First, take stock of your organization’s stance toward substance use, and then the stance of diverse individuals within the organization. Take stock of the resources you have toward harm reduction (e.g. experts, people with lived experience, policies that are already in place).
Next, build on those resources. Most communities have a range of experts that may include street nurses, overdose prevention personnel, groups of people with lived experience, among others. Engage their expertise to further assess your approach and identify priorities.
In a recent partnership with a small rural-serving hospital in Port Alberni, BC, we had the opportunity to observe as staff worked through “Step Zero”, and to engage with community partners who had expertise to help guide their work toward a “substance use health” orientation to care.

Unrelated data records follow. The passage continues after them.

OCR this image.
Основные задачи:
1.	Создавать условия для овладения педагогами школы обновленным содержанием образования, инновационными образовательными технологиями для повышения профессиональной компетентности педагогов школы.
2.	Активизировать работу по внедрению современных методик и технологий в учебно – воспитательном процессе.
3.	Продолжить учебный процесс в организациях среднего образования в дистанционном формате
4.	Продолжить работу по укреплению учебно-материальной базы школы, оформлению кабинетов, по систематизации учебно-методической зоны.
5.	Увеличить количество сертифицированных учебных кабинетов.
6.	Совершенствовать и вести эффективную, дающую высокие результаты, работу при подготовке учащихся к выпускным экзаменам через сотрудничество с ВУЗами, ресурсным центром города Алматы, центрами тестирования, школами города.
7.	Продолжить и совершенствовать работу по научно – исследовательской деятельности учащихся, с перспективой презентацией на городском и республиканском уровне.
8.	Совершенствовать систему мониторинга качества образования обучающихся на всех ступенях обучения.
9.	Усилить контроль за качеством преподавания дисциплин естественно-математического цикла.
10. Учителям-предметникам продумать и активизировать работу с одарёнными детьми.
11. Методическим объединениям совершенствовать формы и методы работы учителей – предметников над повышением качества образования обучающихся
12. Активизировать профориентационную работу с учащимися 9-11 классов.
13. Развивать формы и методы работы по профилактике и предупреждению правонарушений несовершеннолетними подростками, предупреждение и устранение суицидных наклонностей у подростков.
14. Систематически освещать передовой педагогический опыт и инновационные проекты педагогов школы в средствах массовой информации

Most health and social service settings will find partnerships invaluable to guide change and connect to resources. Some actions might include:
- Creating partnerships with community organizations serving people who use substances
- Creating safe spaces for people to use substances while they are receiving care
- Educating staff on substance use stigma: substance use does not mean violence; judgement and poor treatment contribute to violence
- Instituting a “substance use health” orientation throughout the organization
- Instituting policies so that people are not discharged for using substances, and are not discharged with prescriptions for lower doses of opioid replacement than they are used to
- Training staff on the use of destigmatizing, person-first language
- Reviewing how security and surveillance are deployed in relation to people perceived to be using substances in “socially unacceptable” ways
- Reviewing documents with a strengths based anti-stigma lens; EQUIP has created an Equity-Oriented Opiate Treatment Agreement, which your team can draw on
- Replacing stigmatizing and harmful policies and signage with messages of welcome and non-judgement
- Consider how to integrate attention to substance use health into care plans and processes
- Provide easily accessible harm reduction supplies: food, water, safe use supplies, sharps containers, etc.
- Provide signage and information to support access to external resources.

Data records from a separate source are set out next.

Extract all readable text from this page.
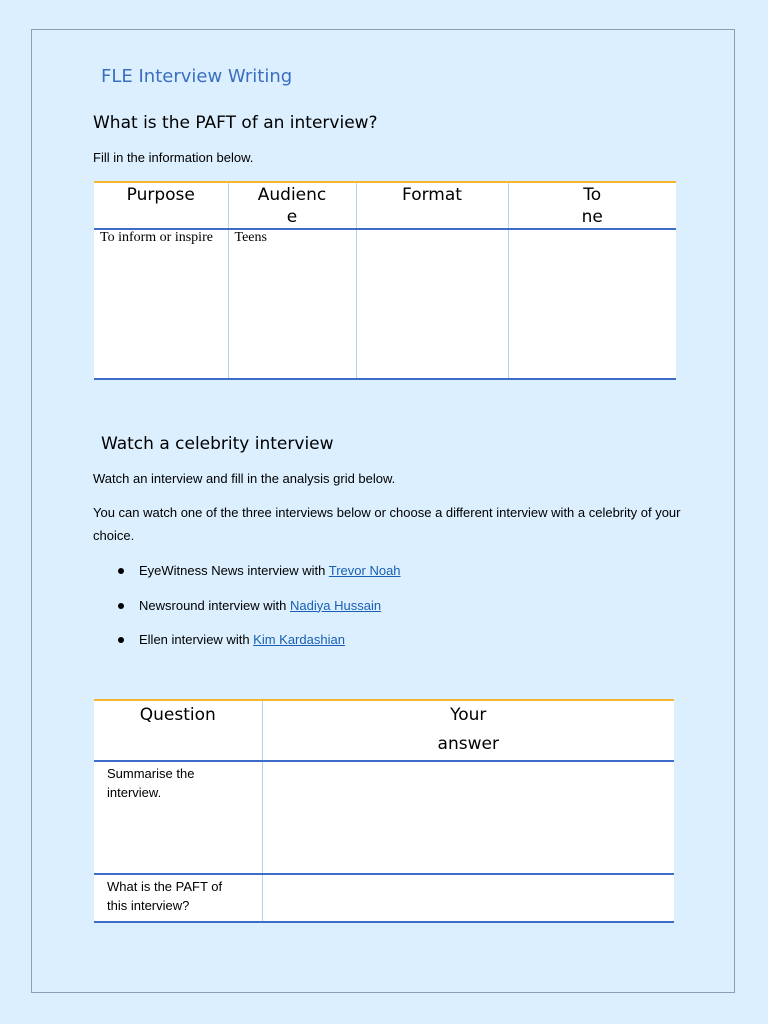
FLE Interview Writing
What is the PAFT of an interview?
Fill in the information below.
Purpose	Audienc e	Format	To ne
To inform or inspire	Teens		
Watch a celebrity interview
Watch an interview and fill in the analysis grid below.
You can watch one of the three interviews below or choose a different interview with a celebrity of your choice.
EyeWitness News interview with Trevor Noah
Newsround interview with Nadiya Hussain
Ellen interview with Kim Kardashian
Question	Your answer
Summarise the interview.	
What is the PAFT of this interview?	
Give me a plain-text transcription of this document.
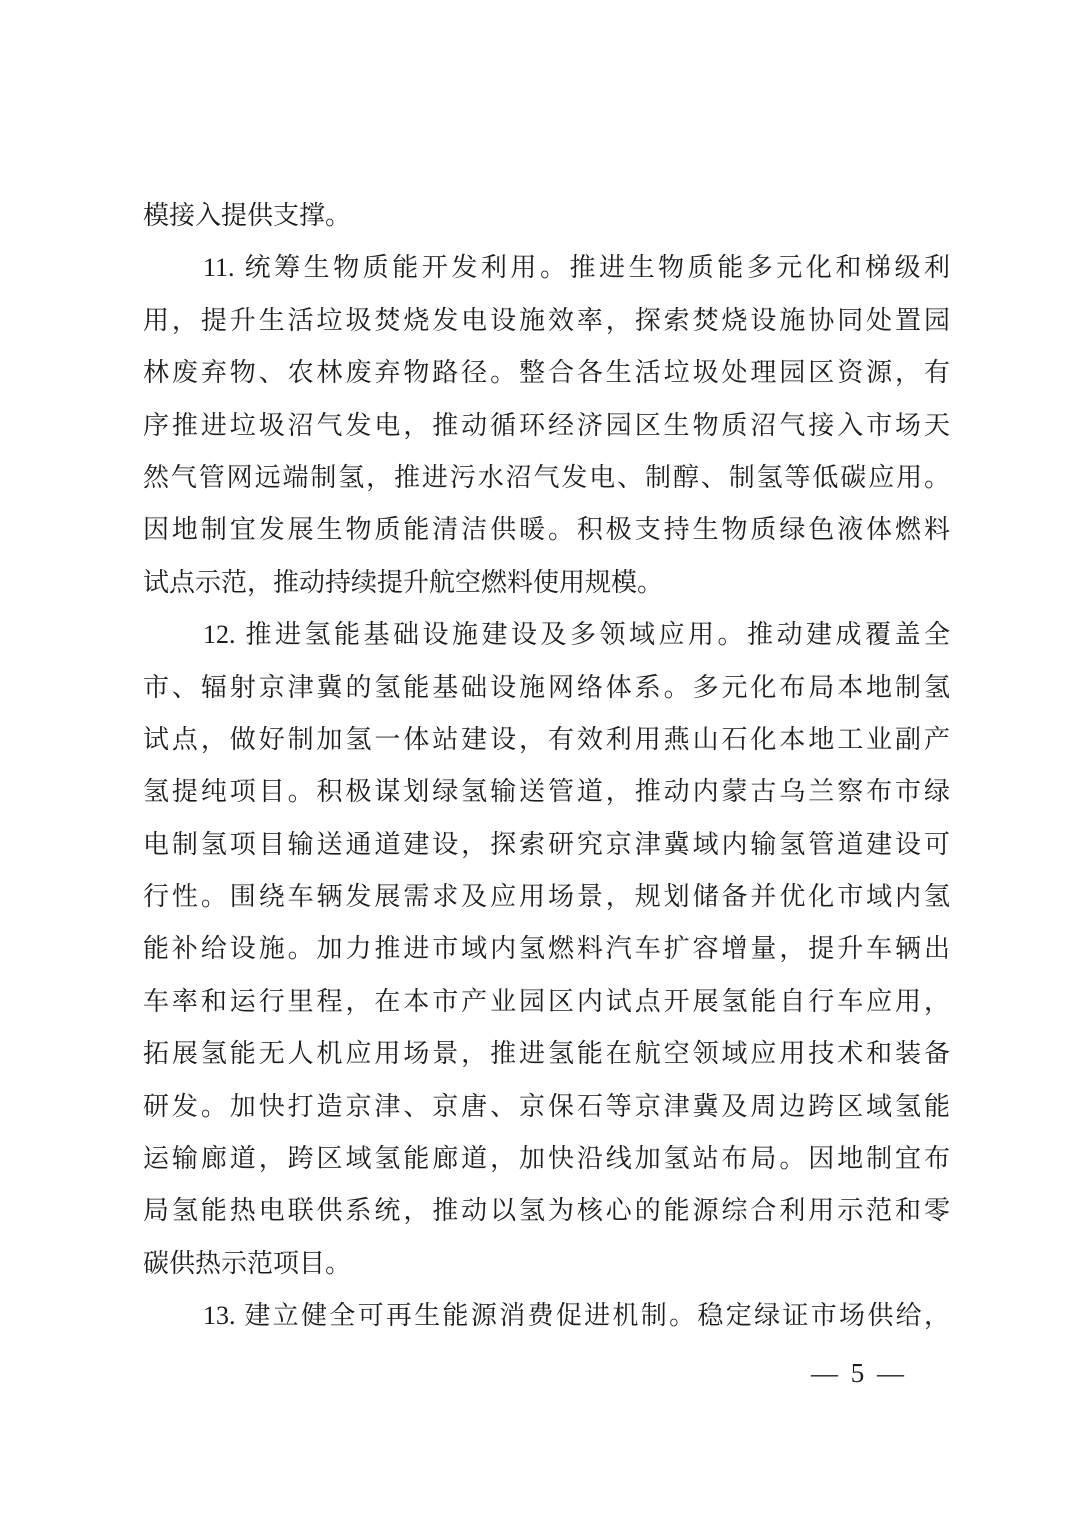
模接入提供支撑。
11. 统筹生物质能开发利用。推进生物质能多元化和梯级利
用，提升生活垃圾焚烧发电设施效率，探索焚烧设施协同处置园
林废弃物、农林废弃物路径。整合各生活垃圾处理园区资源，有
序推进垃圾沼气发电，推动循环经济园区生物质沼气接入市场天
然气管网远端制氢，推进污水沼气发电、制醇、制氢等低碳应用。
因地制宜发展生物质能清洁供暖。积极支持生物质绿色液体燃料
试点示范，推动持续提升航空燃料使用规模。
12. 推进氢能基础设施建设及多领域应用。推动建成覆盖全
市、辐射京津冀的氢能基础设施网络体系。多元化布局本地制氢
试点，做好制加氢一体站建设，有效利用燕山石化本地工业副产
氢提纯项目。积极谋划绿氢输送管道，推动内蒙古乌兰察布市绿
电制氢项目输送通道建设，探索研究京津冀域内输氢管道建设可
行性。围绕车辆发展需求及应用场景，规划储备并优化市域内氢
能补给设施。加力推进市域内氢燃料汽车扩容增量，提升车辆出
车率和运行里程，在本市产业园区内试点开展氢能自行车应用，
拓展氢能无人机应用场景，推进氢能在航空领域应用技术和装备
研发。加快打造京津、京唐、京保石等京津冀及周边跨区域氢能
运输廊道，跨区域氢能廊道，加快沿线加氢站布局。因地制宜布
局氢能热电联供系统，推动以氢为核心的能源综合利用示范和零
碳供热示范项目。
13. 建立健全可再生能源消费促进机制。稳定绿证市场供给，
— 5 —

For more ideas about how to address Harm Reduction / Substance Use Health, please see the EQUIP Tool: Rate Your Organization – Harm Reduction and Reducing Substance Use Stigma.
A note on what to do when people resist change:
As mentioned in the Introduction to this Action Kit, change is not easy, and you can anticipate various forms of overt and less obvious resistance or changes, or to the kinds of discussions that are inevitable when considering how to implement EOC. To be effective, actions must necessarily be disruptive and challenge existing structures that work quite well for some people but poorly for others. People will feel challenged and even distressed by changes, including both those who do not see everyone as ‘deserving’ and those who feel uncomfortable about their own previous practices. This is all part of change – if nothing changes, nothing changes!
Example:
Sometimes more severe actions are required. For example, in one of the primary care settings with which we worked it became very evident that one of the service providers was actively racist toward patients. The management and Board had to take action to have the person removed from employment.
We have created a tool called Ensuring Momentum & Accountability: Countering Resistance to Equity Actions that outlines what resistance can look like and how to anticipate and counter it in ways that will bring people along at their own pace, while not delaying or derailing your equity initiatives.